Should questions I personally dub too easy be...
What, if anything is too easy?
Would guidelines be different for code golf, code challenge or puzzles?
I don't necessarily object against easy tasks. Basically, an easy one can allow you to take a break from your hard golfing life and doodle something for fun which doesn't need the same amount of work like a harder or more complex task.
That being said, I do believe that too many too easy tasks are not particularly helpful. If people come to the site and see 25 different tasks, all just taken from 5th grade math text books, then something is wrong, I guess.
Once in a while that can be entertaining, but not multiple times a day. If the only challenge or puzzle to such a task is how short you can write the invocation of a formula or a single loop then those things aren't particularly interesting (to me at least). They also belong in a different category. Those aren't »easy«, they are »trivial«.
That being said, I'd rather not have every task on this site at the complexity level of Robot Finds Kitten. Even less so at the level of Implement PCRE in your language. The latter task is probably a mistake, though.
I will happily vote down tasks I consider trivial, boring or otherwise uninteresting. That's what votes are for in my opinion: To give feedback to the person posting the task whether it's received well or not. Votes are my own opinion and do not need to match others'. Sometimes, they do, though.
Someone might (correctly) note that I have answered a few of those I have downvoted as well. That's mostly boredom. Spending a minute of cobbling together a protest answer doesn't exactly hurt me, regardless of how I think of the task. I don't consider the number of answers to a question a criterion of quality. Trivial tasks encourage many, many answers that can be churned out in a short time. That doesn't make them good tasks and I hope people who write those tasks will not see the number of answers as encouragement to write more of them.

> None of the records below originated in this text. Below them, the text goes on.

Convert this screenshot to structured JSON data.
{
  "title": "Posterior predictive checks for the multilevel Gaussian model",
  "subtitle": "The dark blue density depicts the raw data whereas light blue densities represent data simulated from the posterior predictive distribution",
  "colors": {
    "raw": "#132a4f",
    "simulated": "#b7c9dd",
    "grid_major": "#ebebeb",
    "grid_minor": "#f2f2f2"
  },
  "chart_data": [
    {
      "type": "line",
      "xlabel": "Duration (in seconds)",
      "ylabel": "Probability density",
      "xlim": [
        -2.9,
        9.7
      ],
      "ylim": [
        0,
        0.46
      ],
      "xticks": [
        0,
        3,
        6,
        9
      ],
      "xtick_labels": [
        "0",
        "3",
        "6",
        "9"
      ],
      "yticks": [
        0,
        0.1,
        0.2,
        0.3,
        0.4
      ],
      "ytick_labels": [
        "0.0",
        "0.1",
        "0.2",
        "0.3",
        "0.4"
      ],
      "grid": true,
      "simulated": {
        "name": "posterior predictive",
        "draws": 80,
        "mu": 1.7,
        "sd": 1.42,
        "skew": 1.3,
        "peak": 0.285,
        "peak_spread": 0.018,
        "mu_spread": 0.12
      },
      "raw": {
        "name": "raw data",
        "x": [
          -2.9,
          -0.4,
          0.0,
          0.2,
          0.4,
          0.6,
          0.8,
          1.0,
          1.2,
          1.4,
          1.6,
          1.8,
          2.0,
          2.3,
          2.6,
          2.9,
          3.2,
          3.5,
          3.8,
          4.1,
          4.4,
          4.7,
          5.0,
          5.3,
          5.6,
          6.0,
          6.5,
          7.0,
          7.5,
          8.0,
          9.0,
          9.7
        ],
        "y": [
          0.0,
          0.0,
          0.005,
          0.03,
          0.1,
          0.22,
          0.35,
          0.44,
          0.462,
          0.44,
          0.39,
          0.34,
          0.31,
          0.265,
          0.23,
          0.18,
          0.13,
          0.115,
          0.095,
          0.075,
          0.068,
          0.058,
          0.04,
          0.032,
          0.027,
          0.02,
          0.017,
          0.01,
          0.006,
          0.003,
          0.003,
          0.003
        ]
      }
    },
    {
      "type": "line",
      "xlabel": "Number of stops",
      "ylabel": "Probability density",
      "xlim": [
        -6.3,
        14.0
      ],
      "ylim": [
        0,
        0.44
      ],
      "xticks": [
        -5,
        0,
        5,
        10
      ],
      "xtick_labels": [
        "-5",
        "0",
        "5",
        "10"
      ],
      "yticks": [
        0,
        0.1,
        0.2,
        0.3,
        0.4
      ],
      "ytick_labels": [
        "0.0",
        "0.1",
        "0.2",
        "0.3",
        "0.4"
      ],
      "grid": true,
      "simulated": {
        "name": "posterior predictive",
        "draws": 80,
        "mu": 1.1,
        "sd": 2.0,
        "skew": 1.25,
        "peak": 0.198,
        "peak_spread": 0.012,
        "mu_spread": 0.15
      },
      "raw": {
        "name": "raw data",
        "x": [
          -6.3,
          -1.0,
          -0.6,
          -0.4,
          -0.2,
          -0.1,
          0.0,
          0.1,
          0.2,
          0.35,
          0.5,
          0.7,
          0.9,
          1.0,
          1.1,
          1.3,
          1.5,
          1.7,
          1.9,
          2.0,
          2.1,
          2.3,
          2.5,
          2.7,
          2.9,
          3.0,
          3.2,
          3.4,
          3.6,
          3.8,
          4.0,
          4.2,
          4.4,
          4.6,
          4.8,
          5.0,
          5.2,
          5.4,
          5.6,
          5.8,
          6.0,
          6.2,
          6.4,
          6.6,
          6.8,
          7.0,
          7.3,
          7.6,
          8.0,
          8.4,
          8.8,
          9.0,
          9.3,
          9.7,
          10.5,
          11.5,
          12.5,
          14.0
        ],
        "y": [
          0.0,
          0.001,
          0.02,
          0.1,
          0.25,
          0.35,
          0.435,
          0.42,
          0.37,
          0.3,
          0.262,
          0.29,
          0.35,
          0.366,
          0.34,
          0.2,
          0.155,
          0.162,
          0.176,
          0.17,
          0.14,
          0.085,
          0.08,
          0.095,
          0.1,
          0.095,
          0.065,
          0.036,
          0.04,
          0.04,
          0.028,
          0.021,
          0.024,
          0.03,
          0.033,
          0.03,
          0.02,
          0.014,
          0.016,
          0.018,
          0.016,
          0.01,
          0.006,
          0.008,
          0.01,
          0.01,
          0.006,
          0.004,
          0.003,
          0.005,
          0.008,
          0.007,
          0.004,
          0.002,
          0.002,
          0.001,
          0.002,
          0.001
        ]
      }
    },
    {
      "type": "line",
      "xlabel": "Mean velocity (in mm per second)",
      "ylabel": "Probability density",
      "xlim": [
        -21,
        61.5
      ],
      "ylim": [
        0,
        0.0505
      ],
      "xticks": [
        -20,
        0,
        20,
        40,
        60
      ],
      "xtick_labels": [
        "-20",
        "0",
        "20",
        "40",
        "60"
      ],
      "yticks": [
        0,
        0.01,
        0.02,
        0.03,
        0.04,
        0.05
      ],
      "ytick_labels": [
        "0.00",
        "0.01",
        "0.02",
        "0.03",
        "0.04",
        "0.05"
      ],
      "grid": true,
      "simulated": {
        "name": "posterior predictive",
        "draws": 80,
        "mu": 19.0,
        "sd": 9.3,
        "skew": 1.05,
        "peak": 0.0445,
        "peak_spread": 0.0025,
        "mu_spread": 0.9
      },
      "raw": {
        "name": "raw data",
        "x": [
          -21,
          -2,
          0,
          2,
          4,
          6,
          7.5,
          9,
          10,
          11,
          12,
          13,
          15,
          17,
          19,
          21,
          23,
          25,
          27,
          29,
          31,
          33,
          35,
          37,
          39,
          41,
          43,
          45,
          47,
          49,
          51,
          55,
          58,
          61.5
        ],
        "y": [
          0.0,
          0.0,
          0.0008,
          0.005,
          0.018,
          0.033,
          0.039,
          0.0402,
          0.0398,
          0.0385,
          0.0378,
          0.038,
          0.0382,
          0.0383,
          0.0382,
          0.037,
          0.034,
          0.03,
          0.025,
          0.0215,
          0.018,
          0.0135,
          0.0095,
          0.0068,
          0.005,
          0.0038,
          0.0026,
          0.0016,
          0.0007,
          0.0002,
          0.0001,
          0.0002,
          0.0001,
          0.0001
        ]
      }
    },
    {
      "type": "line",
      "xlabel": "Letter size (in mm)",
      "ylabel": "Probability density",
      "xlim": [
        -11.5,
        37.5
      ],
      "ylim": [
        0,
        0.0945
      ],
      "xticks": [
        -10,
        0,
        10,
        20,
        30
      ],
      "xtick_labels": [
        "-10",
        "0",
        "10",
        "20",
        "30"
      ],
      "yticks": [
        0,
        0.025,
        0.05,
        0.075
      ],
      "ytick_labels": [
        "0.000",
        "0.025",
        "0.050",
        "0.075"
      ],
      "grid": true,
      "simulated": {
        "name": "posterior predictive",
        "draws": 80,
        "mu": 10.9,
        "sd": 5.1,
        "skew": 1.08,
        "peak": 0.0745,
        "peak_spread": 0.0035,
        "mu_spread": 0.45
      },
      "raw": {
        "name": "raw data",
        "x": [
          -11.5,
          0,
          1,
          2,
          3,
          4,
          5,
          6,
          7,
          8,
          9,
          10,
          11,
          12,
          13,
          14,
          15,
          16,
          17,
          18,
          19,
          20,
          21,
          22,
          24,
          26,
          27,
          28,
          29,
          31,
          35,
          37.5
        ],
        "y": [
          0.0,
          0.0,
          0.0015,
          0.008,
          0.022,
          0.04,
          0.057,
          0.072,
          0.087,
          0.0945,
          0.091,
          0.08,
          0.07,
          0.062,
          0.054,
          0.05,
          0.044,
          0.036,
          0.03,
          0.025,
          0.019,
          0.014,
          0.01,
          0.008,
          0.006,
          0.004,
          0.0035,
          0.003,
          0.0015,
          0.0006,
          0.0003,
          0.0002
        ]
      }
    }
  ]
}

Another thing to note: Not every task that looks simple is it, necessarily. One seemingly simple task I actually enjoyed was Hitting 495 (Kaprekar). It calls for a relatively simple algorithm, probably a special case and some math. At least that's what they want you to think. J B came up with a wonderful answer that just stops at a fixed point for the algorithm and emits the number of steps until that happens; no special case, no embedded constant for 495 – very elegant. And I noticed when building my complete set of test cases that the number of steps depends on the first and last digits of the input number, nothing more, negating the need for actually executing the algorithm.
Such examples are rare, though. Not every simple task will have that much hidden complexity. Perhaps having different ways to solve a task is a criterion whether a simple task could be entertaining and have unexpected solutions. Not entirely sure of that, though. And I am guilty of posting tasks with a predefined idea how they are to solve as well. It is easier sometimes. Not necessarily better.
Good question. I see 2 problems, genuinely too easy questions, and questions that are too easy to solve in some languages because they implement the function partially or completely. The latter is the biggest problem. This brings back the question about setting a specific language for a question, I personally prefer that by far over questions that grow trivial.
In general code golf allow for some easier questions since it may be quite far from trivial to shorten a program even though the basic implementation is easy to write.
My definition of easy: algorithms that run in O(1) (assuming hardware numbers, where there is a upper bound of running time of parallel hardware arithmetic operations), which means most of the O(1) number problems have a trivial or non-trivial formula to solve it, and the puzzle creator allows them to do so.
However, not everyone are good at math and will find O(1) solutions for all sequence and series problems (e.g. geometric series).
Of course, implementing arithmetic and other numerical operations in esolangs or from scratch are reasonably challenging.